Planning Applications - A pencil can be best

There are times when a bit of artistic licence works wonders and precision drawings can actually work against you.

In these days of digital imagery and computer aided design (CAD) everything is millimetre perfect and if it’s not, it doesn’t work. However, in the world of conceptual design and outline planning, when all you want to do is provide an impression of what a development might look like, you can’t beat a good old fashioned sketch.

More commonly known as an artist’s impression, these hand drawn images are a visual representation of a scene when no other accurate representation is available.

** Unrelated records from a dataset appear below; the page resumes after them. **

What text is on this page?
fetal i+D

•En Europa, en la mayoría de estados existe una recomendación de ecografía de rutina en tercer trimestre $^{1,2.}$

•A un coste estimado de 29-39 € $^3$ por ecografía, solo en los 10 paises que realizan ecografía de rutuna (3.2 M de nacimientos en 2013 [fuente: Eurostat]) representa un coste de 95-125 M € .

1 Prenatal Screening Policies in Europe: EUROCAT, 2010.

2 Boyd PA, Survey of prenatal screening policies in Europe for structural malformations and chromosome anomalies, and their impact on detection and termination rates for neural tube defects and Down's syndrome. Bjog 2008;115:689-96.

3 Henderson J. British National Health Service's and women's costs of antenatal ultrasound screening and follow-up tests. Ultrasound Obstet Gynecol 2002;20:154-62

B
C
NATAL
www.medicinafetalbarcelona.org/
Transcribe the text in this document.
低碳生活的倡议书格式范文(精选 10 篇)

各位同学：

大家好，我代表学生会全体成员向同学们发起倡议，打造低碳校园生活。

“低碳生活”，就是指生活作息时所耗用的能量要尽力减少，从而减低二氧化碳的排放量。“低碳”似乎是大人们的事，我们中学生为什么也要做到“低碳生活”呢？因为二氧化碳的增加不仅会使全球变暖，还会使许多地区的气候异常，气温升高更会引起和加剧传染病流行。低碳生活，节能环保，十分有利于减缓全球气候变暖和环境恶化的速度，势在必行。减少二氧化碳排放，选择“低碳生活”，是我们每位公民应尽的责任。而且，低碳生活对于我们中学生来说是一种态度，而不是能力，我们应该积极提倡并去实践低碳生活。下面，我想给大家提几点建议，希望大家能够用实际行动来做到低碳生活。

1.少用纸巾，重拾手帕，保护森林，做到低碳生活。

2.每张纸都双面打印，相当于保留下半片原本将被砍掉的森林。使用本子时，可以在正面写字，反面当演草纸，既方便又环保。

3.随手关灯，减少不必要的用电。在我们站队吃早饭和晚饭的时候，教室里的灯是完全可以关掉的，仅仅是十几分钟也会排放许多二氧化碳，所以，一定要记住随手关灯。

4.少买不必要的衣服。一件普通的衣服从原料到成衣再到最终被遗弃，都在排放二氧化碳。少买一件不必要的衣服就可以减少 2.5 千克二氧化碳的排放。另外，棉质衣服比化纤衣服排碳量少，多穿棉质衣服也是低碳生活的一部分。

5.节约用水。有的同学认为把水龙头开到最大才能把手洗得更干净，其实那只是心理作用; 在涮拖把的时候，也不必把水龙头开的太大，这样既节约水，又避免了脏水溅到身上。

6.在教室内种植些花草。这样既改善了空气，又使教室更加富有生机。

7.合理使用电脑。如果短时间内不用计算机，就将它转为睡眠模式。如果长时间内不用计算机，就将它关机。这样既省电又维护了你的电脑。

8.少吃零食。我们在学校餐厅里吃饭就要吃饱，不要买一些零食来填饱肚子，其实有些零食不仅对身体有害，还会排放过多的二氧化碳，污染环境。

Use of perspective helps to add a touch of realism and a loose, sketchy appearance means there are no fixed dimensions that could be used to set a precedent for the subsequent detail design stage.

JHWalter secured planning approval for a development of four houses in Burton-by-Lincoln on land that could be considered open countryside, close to listed buildings and adjacent to the Conservation Area.  We have since achieved approval for the detailed design of the scheme, which was created using CAD in order to provide the accuracy required for construction.  However, the most important image used in the whole project was a hand drawn coloured sketch used to obtain the initial outline planning approval.  This sketch was highly influential in achieving planning approval and, as it turned-out, the detailed design of the scheme needed to reflect the design characteristics initially set down by this sketch.  If it wasn’t for the sketch outline planning approval may not have been granted.

This initial sketch and the subsequent detailed CAD work were created by Architectural Designer at JHWalter, Peter Welch, a highly skilled illustrator with over 25 year experience in architecture.